Stronger than forecast UK inflation helped the pound advance versus the US dollar on Thursday. The pound US dollar exchange rate rallied 0.2% in the previous session hitting a high of US$1.2149. This is the highest level that the pair has traded at in 4 days.

What do these figures mean?
When measuring the value of a pair of currencies, one set equals 1 unit and the other shows the current equivalent. As the market moves, the amount will vary from minute to minute.

For example, it could be written:

1 GBP = 1.28934 USD

Here, £1 is equivalent to approximately $1.29. This specifically measures the pound’s worth against the dollar. If the US dollar amount increases in this pairing, it’s positive for the pound.

Or, if you were looking at it the other way around:

1 USD = 0.77786 GBP

In this example, $1 is equivalent to approximately £0.78. This measures the US dollar’s worth versus the British pound. If the sterling number gets larger, it’s good news for the dollar.

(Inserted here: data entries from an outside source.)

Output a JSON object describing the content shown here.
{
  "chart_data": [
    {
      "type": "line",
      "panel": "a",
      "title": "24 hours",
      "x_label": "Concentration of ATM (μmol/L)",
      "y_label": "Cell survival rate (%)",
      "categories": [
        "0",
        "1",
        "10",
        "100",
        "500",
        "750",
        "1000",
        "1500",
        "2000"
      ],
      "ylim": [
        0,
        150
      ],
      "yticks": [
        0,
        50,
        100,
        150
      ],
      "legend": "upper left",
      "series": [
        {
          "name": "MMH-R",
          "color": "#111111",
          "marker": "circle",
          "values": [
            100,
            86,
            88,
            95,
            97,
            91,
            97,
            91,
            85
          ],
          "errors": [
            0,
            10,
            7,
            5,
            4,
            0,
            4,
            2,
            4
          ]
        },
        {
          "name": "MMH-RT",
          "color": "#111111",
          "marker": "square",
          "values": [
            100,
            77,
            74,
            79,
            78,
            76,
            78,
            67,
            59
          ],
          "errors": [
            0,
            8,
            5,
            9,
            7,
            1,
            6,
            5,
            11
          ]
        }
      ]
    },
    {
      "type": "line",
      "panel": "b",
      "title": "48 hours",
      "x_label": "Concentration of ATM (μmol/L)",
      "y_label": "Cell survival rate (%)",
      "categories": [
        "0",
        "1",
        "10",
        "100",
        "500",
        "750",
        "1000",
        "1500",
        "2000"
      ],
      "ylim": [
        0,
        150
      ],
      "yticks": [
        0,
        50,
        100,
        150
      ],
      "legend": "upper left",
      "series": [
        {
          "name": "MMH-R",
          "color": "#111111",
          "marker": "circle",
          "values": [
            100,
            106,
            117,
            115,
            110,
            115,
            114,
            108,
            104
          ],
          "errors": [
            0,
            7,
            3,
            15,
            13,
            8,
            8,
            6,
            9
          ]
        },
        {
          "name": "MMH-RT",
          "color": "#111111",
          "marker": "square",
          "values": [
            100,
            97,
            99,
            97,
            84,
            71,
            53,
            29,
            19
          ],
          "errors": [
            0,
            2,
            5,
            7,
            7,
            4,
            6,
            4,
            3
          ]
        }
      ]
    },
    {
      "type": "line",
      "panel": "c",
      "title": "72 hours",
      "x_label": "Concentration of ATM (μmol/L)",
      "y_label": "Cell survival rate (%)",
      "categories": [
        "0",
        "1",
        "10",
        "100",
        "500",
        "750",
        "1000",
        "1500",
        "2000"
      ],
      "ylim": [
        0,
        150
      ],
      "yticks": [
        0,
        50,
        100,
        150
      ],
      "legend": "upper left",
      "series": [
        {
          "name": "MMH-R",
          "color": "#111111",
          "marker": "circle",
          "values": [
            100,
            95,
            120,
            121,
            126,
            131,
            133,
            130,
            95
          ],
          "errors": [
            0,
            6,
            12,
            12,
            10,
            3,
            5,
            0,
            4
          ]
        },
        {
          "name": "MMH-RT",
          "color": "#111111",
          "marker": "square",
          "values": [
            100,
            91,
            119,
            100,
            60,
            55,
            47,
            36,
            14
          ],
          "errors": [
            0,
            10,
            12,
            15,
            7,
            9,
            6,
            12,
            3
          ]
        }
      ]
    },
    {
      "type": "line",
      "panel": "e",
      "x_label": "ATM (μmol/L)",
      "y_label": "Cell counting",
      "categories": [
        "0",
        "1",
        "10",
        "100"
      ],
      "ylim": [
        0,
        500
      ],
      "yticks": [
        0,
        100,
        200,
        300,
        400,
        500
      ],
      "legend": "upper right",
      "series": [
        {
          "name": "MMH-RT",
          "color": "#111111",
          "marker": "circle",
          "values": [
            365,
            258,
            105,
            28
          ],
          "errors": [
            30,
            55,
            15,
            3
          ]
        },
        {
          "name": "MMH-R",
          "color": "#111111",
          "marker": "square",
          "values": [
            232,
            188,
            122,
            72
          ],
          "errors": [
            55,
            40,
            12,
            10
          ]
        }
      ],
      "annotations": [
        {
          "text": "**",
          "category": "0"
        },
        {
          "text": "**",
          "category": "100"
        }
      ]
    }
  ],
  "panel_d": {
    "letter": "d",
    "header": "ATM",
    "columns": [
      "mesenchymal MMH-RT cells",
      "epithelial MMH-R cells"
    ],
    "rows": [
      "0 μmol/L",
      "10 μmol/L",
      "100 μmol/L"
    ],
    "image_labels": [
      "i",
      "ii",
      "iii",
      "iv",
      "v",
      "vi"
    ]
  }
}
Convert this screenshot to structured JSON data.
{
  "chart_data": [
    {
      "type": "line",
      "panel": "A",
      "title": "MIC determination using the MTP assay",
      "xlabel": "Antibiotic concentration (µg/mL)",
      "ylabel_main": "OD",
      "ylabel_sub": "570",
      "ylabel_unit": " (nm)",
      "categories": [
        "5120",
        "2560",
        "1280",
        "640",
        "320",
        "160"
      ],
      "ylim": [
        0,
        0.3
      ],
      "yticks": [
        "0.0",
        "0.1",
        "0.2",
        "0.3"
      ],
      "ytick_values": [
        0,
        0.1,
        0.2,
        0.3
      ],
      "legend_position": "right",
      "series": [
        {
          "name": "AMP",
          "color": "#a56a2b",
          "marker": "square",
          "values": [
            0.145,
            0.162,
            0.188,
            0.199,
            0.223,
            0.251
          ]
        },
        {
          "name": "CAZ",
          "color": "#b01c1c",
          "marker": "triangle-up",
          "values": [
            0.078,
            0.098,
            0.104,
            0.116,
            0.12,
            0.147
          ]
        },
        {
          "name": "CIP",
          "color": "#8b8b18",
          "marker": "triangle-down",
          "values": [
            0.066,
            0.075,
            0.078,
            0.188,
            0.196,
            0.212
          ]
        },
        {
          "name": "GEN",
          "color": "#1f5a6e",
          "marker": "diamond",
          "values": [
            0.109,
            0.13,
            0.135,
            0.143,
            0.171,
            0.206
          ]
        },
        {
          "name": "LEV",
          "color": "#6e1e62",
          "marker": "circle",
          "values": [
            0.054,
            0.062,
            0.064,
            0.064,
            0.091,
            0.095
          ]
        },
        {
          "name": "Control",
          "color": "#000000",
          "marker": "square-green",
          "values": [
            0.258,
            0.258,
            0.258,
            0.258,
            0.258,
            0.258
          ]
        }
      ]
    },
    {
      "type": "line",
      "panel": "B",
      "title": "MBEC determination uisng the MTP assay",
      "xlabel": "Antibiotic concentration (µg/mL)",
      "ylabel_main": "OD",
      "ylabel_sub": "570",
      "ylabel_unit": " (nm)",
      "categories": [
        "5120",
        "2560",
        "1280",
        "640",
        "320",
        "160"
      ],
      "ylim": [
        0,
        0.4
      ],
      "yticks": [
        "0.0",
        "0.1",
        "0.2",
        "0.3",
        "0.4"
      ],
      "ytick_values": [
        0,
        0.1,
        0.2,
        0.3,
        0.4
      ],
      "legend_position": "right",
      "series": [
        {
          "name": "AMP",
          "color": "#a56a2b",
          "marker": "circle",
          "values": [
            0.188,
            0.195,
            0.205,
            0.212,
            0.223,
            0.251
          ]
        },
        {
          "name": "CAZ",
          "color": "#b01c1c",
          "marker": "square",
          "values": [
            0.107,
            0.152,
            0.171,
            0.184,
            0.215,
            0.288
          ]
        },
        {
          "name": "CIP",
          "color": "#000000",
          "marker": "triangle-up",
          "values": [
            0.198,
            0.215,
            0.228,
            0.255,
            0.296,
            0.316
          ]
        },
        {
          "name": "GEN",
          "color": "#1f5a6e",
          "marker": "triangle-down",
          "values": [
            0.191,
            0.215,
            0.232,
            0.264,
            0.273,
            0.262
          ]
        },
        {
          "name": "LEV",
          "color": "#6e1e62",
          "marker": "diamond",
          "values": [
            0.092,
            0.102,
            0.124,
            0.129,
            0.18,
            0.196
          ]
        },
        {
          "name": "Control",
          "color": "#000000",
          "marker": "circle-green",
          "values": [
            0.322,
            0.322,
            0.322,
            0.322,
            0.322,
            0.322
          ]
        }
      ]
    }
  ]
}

U.K. retail sales unexpectedly increased in July lifting the pound. Data showed that retail sales increased 0.2% month on month in July thanks in part to the strongest growth in online spending in three years.  Economists had predicted that retail sales would decline -0.2%. The data shows that U.K. consumers continue spending despite the upcoming Brexit deadline. A strong labour market is clearly providing support, with 115,000 jobs created in the three months to June.

The strong retail sales data makes it a hat-trick of strong readings for the pound this week; wages grew at the fastest pace for 11 years; inflation unexpectedly rose above the BoE’s 2% target. In light of the stronger data, investors’ expectations from a rate hike rather than a rate cut from the central bank increased, lifting the pound.

Why do raised interest rates boost a currency’s value?
Interest rates are key to understanding exchange rate movements. Those who have large sums of money to invest want the highest return on their investments. Higher interest rate environments tend to offer higher yields. So, if the interest rate or at least the interest rate expectation of a country is relatively higher compared to another, then it attracts more foreign capital investment. Large corporations and investors need local currency to invest. More local currency used then boosts the demand of that currency, pushing the value higher.


Today there is no high impacting UK economic data due for release. Instead Brexit will fall back under the spotlight. However, with a Parliament still on summer recess developments have been slow.

Will US Consumer Confidence Data Support Dollar?

The dollar was in favour in the previous session, albeit slightly less than so than the pound. Strong US retail sales helped boost the dollar. Data showed that US retail sales increased by 0.7% month on month in July. This was ahead of the 0.3% increase economists had predicted.

The better than forecast data soothed investor nerves over the health of the US economy. Whilst the US bond market is flashing recession alarm bells US economic data is still looking resilient. Strong retail sales data shows that the US consumer is not impacted by the US – Sino trade war as the manufacturing sector is.

Today investors will look towards US consumer confidence data. Analysts are expecting confidence to have ticked lower, this could put pressure on the dollar.